Obviousness Evidence a little too Obvious

The Full Federal Court decision in PAC Mining Pty Ltd v Esco Corporation[2009] FCAFC 18 highlights the care which must be taken in preparing evidence on the question of obviousness and the consequences of inappropriately instructing expert witnesses.

At trial (Esco Corporation v PAC Mining Pty Ltd [2008] FCA 640), Tamberlin J found that PAC had infringed one of two patents owned by Esco in relation to wear assemblies for excavator buckets. His Honour also dismissed PAC’s revocation suit. PAC appealed the finding of infringement and also the finding that the claims were not obvious and therefore involved an inventive step.On the question of obviousness, it was accepted that an existing apparatus, referred to as Toplok was common general knowledge in Australia and that the inventive departure from Toplok consisted of the introduction of an adjustment assembly into the locking mechanism of that apparatus. Accordingly, the issue was whether it would have been obvious to the notional skilled person in the art that an improvement could be made to Toplok by the utilisation of the adjustment assembly claimed. Evidence on obviousness was provided by one of the inventors, McClanahan, on behalf of the Esco, and by an expert witness, Wightley, on behalf of PAC.

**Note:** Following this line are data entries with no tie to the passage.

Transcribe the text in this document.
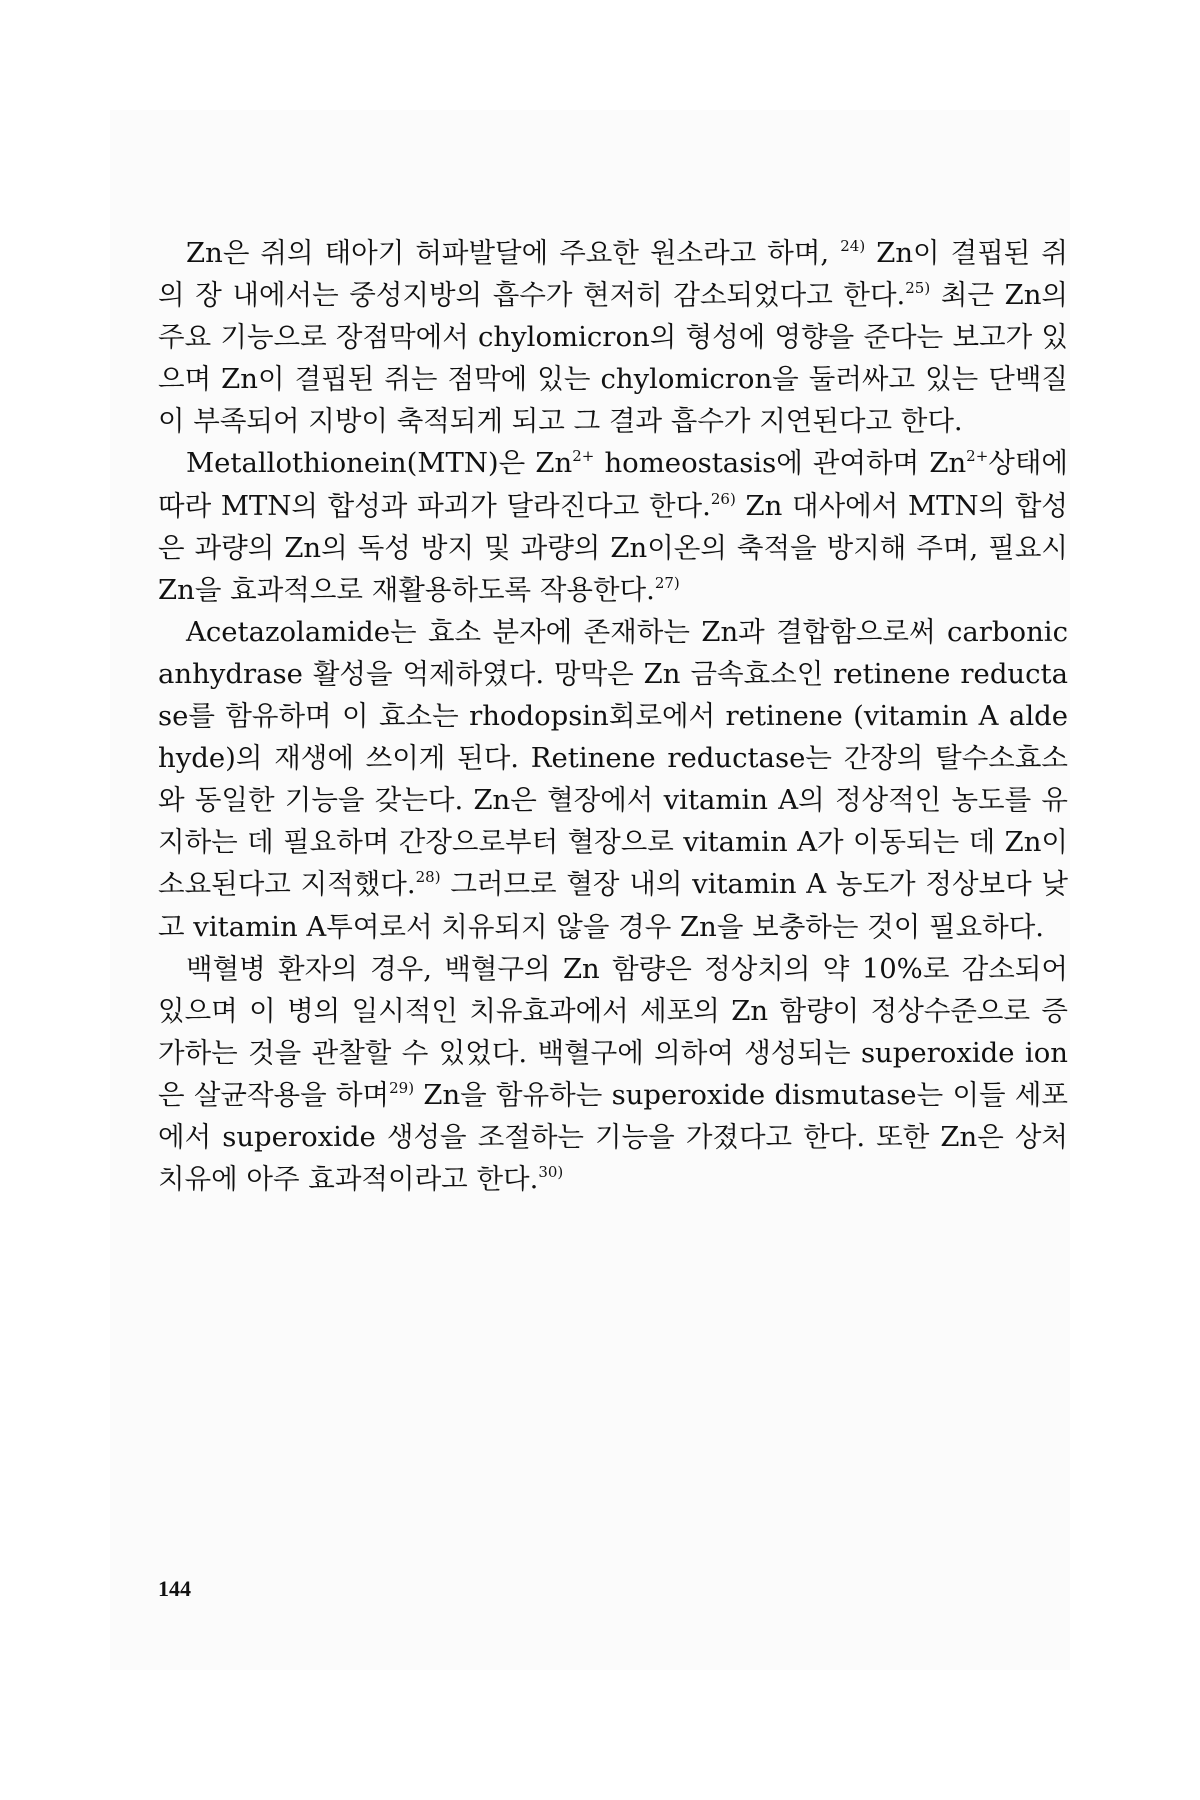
Zn은 쥐의 태아기 허파발달에 주요한 원소라고 하며, $^{24)}$ Zn이 결핍된 쥐의 장 내에서는 중성지방의 흡수가 현저히 감소되었다고 한다.$^{25)}$ 최근 Zn의 주요 기능으로 장점막에서 chylomicron의 형성에 영향을 준다는 보고가 있으며 Zn이 결핍된 쥐는 점막에 있는 chylomicron을 둘러싸고 있는 단백질이 부족되어 지방이 축적되게 되고 그 결과 흡수가 지연된다고 한다.

Metallothionein(MTN)은 $Zn^{2+}$ homeostasis에 관여하며 $Zn^{2+}$상태에 따라 MTN의 합성과 파괴가 달라진다고 한다.$^{26)}$ Zn 대사에서 MTN의 합성은 과량의 Zn의 독성 방지 및 과량의 Zn이온의 축적을 방지해 주며, 필요시 Zn을 효과적으로 재활용하도록 작용한다.$^{27)}$

Acetazolamide는 효소 분자에 존재하는 Zn과 결합함으로써 carbonic anhydrase 활성을 억제하였다. 망막은 Zn 금속효소인 retinene reductase를 함유하며 이 효소는 rhodopsin회로에서 retinene (vitamin A aldehyde)의 재생에 쓰이게 된다. Retinene reductase는 간장의 탈수소효소와 동일한 기능을 갖는다. Zn은 혈장에서 vitamin A의 정상적인 농도를 유지하는 데 필요하며 간장으로부터 혈장으로 vitamin A가 이동되는 데 Zn이 소요된다고 지적했다.$^{28)}$ 그러므로 혈장 내의 vitamin A 농도가 정상보다 낮고 vitamin A투여로서 치유되지 않을 경우 Zn을 보충하는 것이 필요하다.

백혈병 환자의 경우, 백혈구의 Zn 함량은 정상치의 약 10%로 감소되어 있으며 이 병의 일시적인 치유효과에서 세포의 Zn 함량이 정상수준으로 증가하는 것을 관찰할 수 있었다. 백혈구에 의하여 생성되는 superoxide ion은 살균작용을 하며$^{29)}$ Zn을 함유하는 superoxide dismutase는 이들 세포에서 superoxide 생성을 조절하는 기능을 가졌다고 한다. 또한 Zn은 상처 치유에 아주 효과적이라고 한다.$^{30)}$

144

In relation to the evidence of McClanahan, the trial Judge, in reliance on a statement appearing Terrell, The Law of Patents (14th ed., 1994), noted that “when deciding whether there has been an inventive step the courts have attached considerable weight to the evidence of the inventor”. This statement was attacked on appeal by PAC. The Full Court referred to the High Court decision in Wellcome v VR Laboratories, stating that it was clear from that authority that:

there is no general proposition of law that, when questions of obviousness are in issue, considerable weight should be given to the evidence of the inventor

However the Full Court found that while the trial Judge was in error in according special weight to the evidence of McClanahan, this error did not materially effect the conclusion reached.

In relation to the evidence of Wightley, the trial Judge concluded that it was “reduced in weight by hindsight assumptions related to the nature of the problem, the need for a new design and the solution ultimately developed”. This conclusion was based on the fact that prior to expressing his opinions, Wightley was shown the Toplok technology and each of the patents in suit.  He was also asked to assume that, at the priority date, it was well-known that the Toplok apparatus had a problem in that the lock itself was prone to work loose.

The Full Court considered that the approach of the trial Judge in treating the evidence of Wightley with caution was both justified and desirable, in light of various High Court decisions, including Hassle v Alphapharm and Lockwood v Doric (No 2). In affirming the decision of the trial judge that the claims were not obvious, the Full Court concluded that:

the thrust of his Honour’s reasons was to reject the evidence of Prof Whiteley because his opinion had been inappropriately tainted, from the outset …  nothing put to us on appeal persuades us that his Honour was in error to have proceeded in this way.

The Courts have consistently warned against the dangers of hindsight analysis when assessing the question of obviousness. As such, it is imperative that evidence led to show that an invention is obvious is not tainted by hindsight and expert witness evidence must be prepared with care to ensure that it is not open to criticism of this kind.